Integer side, prime area?

Let the sides are $a, b, c$ , area is $P$ . There exist a theorem which shows the relationship between the sides of triangle and its area, which is $\sqrt{(s)(s-a)(s-b)(s-c)}=P \space \space(s=\frac{a+b+c}{2})$ $\frac{1}{4}\sqrt{(a+b+c)(a+b-c)(a-b+c)(-a+b+c)}=P$ $(a+b+c)(a+b-c)(a-b+c)(-a+b+c)=16P^2$ Let $\begin{aligned} a+b+c&=w\\ a+b-c&=x\\ a-b+c&=y\\ -a+b+c&=z \end{aligned}$ We can get $w=x+y+z$ , $a=\frac{w-z}{2}$ , $b=\frac{w-y}{2}$ , $c=\frac{w-x}{2}$ . Hence, $w,x,y,z$ must share same parity, because $a,b,c$ are integers.

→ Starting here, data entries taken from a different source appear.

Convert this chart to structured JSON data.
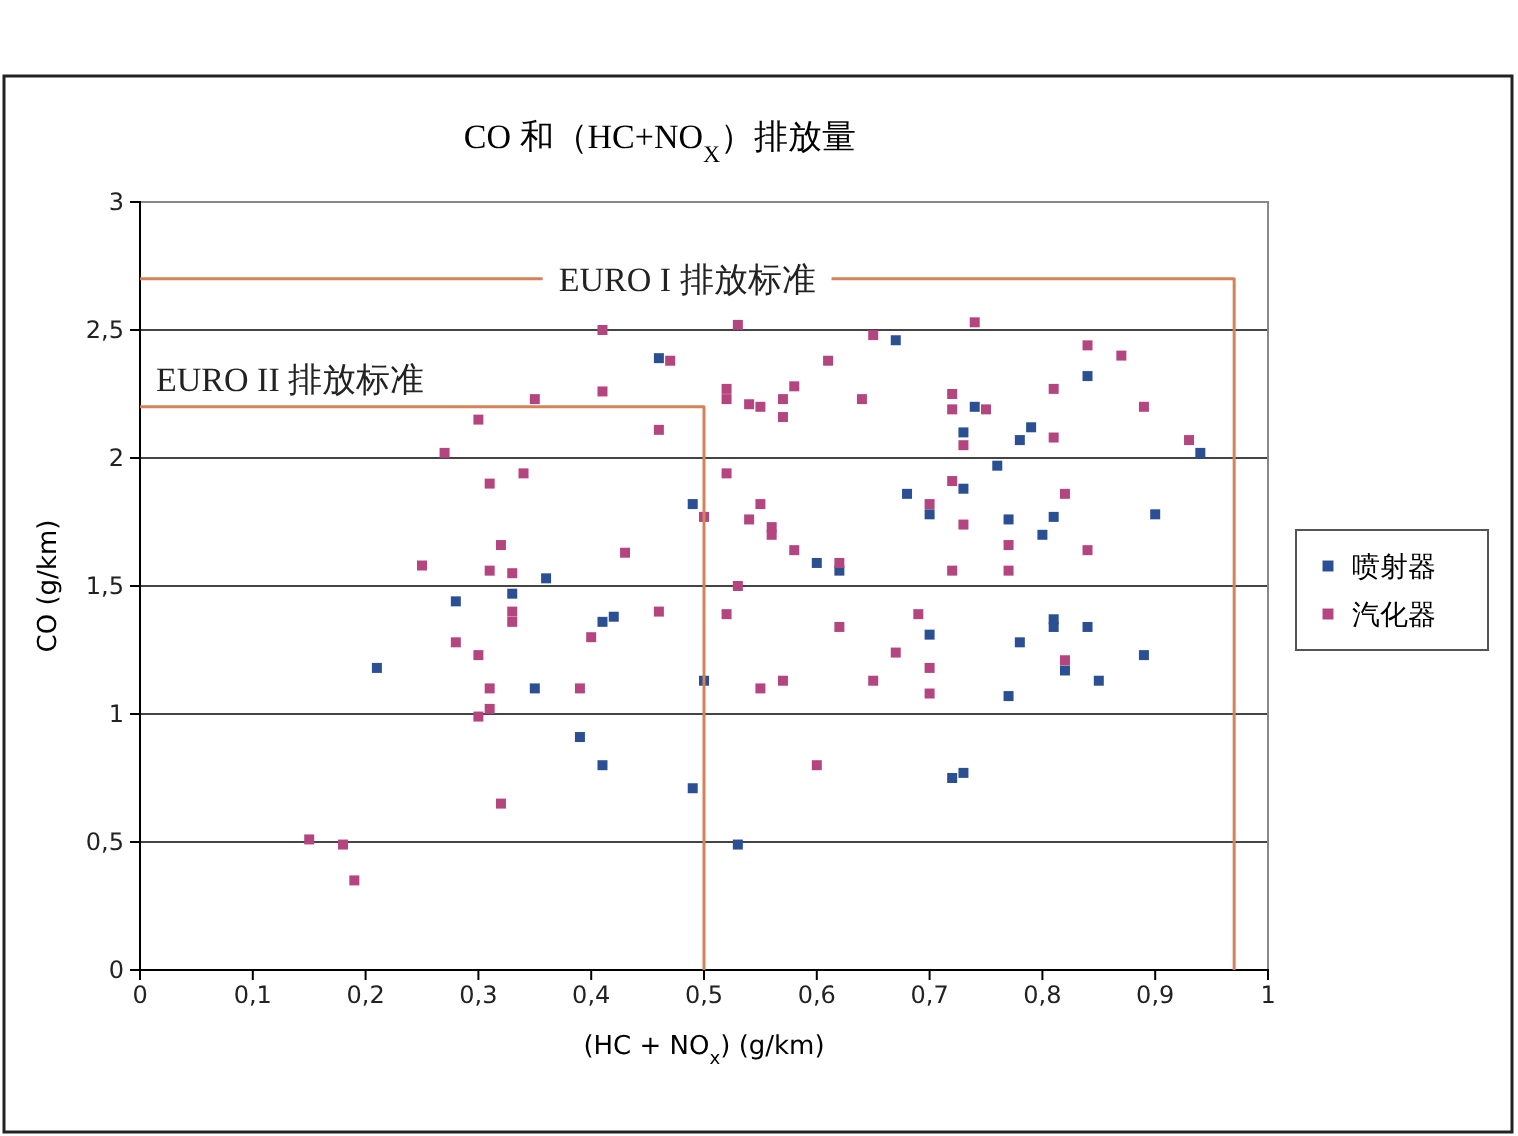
{
  "chart_data": {
    "type": "scatter",
    "title": "CO 和（HC+NO$_{X}$）排放量",
    "xlabel": "(HC + NO$_{x}$) (g/km)",
    "ylabel": "CO (g/km)",
    "xlim": [
      0,
      1
    ],
    "xticks": [
      0,
      {
        "value": 0.1,
        "label": "0,1"
      },
      {
        "value": 0.2,
        "label": "0,2"
      },
      {
        "value": 0.3,
        "label": "0,3"
      },
      {
        "value": 0.4,
        "label": "0,4"
      },
      {
        "value": 0.5,
        "label": "0,5"
      },
      {
        "value": 0.6,
        "label": "0,6"
      },
      {
        "value": 0.7,
        "label": "0,7"
      },
      {
        "value": 0.8,
        "label": "0,8"
      },
      {
        "value": 0.9,
        "label": "0,9"
      },
      1
    ],
    "ylim": [
      0,
      3
    ],
    "yticks": [
      0,
      {
        "value": 0.5,
        "label": "0,5"
      },
      1,
      {
        "value": 1.5,
        "label": "1,5"
      },
      2,
      {
        "value": 2.5,
        "label": "2,5"
      },
      3
    ],
    "grid": "y",
    "legend": "right",
    "marker": "square",
    "series": [
      {
        "name": "喷射器",
        "color": "#2b4f93",
        "x": [
          0.46,
          0.49,
          0.36,
          0.33,
          0.28,
          0.41,
          0.42,
          0.21,
          0.35,
          0.5,
          0.39,
          0.41,
          0.49,
          0.67,
          0.74,
          0.73,
          0.78,
          0.79,
          0.84,
          0.94,
          0.76,
          0.68,
          0.73,
          0.7,
          0.77,
          0.81,
          0.8,
          0.9,
          0.6,
          0.62,
          0.7,
          0.78,
          0.81,
          0.81,
          0.84,
          0.89,
          0.77,
          0.85,
          0.82,
          0.72,
          0.73,
          0.53
        ],
        "values": [
          2.39,
          1.82,
          1.53,
          1.47,
          1.44,
          1.36,
          1.38,
          1.18,
          1.1,
          1.13,
          0.91,
          0.8,
          0.71,
          2.46,
          2.2,
          2.1,
          2.07,
          2.12,
          2.32,
          2.02,
          1.97,
          1.86,
          1.88,
          1.78,
          1.76,
          1.77,
          1.7,
          1.78,
          1.59,
          1.56,
          1.31,
          1.28,
          1.37,
          1.34,
          1.34,
          1.23,
          1.07,
          1.13,
          1.17,
          0.75,
          0.77,
          0.49
        ]
      },
      {
        "name": "汽化器",
        "color": "#b5457f",
        "x": [
          0.41,
          0.47,
          0.41,
          0.35,
          0.3,
          0.46,
          0.27,
          0.31,
          0.34,
          0.32,
          0.43,
          0.25,
          0.31,
          0.33,
          0.33,
          0.33,
          0.46,
          0.28,
          0.4,
          0.3,
          0.31,
          0.39,
          0.31,
          0.3,
          0.5,
          0.32,
          0.15,
          0.18,
          0.19,
          0.53,
          0.65,
          0.74,
          0.52,
          0.52,
          0.54,
          0.55,
          0.57,
          0.57,
          0.58,
          0.61,
          0.64,
          0.72,
          0.72,
          0.75,
          0.73,
          0.81,
          0.81,
          0.84,
          0.87,
          0.89,
          0.93,
          0.52,
          0.54,
          0.55,
          0.56,
          0.56,
          0.58,
          0.62,
          0.7,
          0.72,
          0.73,
          0.72,
          0.77,
          0.77,
          0.82,
          0.84,
          0.53,
          0.52,
          0.62,
          0.69,
          0.67,
          0.7,
          0.7,
          0.65,
          0.55,
          0.57,
          0.82,
          0.6
        ],
        "values": [
          2.5,
          2.38,
          2.26,
          2.23,
          2.15,
          2.11,
          2.02,
          1.9,
          1.94,
          1.66,
          1.63,
          1.58,
          1.56,
          1.55,
          1.4,
          1.36,
          1.4,
          1.28,
          1.3,
          1.23,
          1.1,
          1.1,
          1.02,
          0.99,
          1.77,
          0.65,
          0.51,
          0.49,
          0.35,
          2.52,
          2.48,
          2.53,
          2.27,
          2.23,
          2.21,
          2.2,
          2.23,
          2.16,
          2.28,
          2.38,
          2.23,
          2.25,
          2.19,
          2.19,
          2.05,
          2.27,
          2.08,
          2.44,
          2.4,
          2.2,
          2.07,
          1.94,
          1.76,
          1.82,
          1.73,
          1.7,
          1.64,
          1.59,
          1.82,
          1.91,
          1.74,
          1.56,
          1.66,
          1.56,
          1.86,
          1.64,
          1.5,
          1.39,
          1.34,
          1.39,
          1.24,
          1.18,
          1.08,
          1.13,
          1.1,
          1.13,
          1.21,
          0.8
        ]
      },
      {
        "type": "line",
        "marker": "none",
        "name": "EURO I 排放标准",
        "color": "#d4825a",
        "x": [
          0,
          0.97,
          0.97
        ],
        "values": [
          2.7,
          2.7,
          0
        ]
      },
      {
        "type": "line",
        "marker": "none",
        "name": "EURO II 排放标准",
        "color": "#d4825a",
        "x": [
          0,
          0.5,
          0.5
        ],
        "values": [
          2.2,
          2.2,
          0
        ]
      }
    ]
  }
}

But $wxyz=16P^2$ , which means one of $w,x,y,z$ is even, so $w,x,y,z$ must be even numbers.

Let $w=2w^{'}$ , $x=2x^{'}$ ,. $y=2y^{'}$ , $z=2z^{'}$ . By ( $wxyz=16P^2$ ), and ( $w=x+y+z$ ), we can get ( $P^2=w^{'}x ^{'}y ^{'}z^{'}$ ) and ( $w^{'}=x ^{'}+y ^{'}+z^{'}$ )(obviously $w$ is the most biggest). Which means that we need to factorize $P^2$ into four integers, such that sum of the three factors equal to the biggest factor. Let $P$ is a prime number, $P^2$ can be express as ( $1\times 1\times P\times P$ ) or ( $1 \times 1 \times 1 \times P^2$ ) only. Obviously, $1+1+P>P$ , and $1+1+1=3\neq P^2$ as $3$ is not a perfect square.

Hence, there $\large does\space not$ exist triangle with integer side with prime area.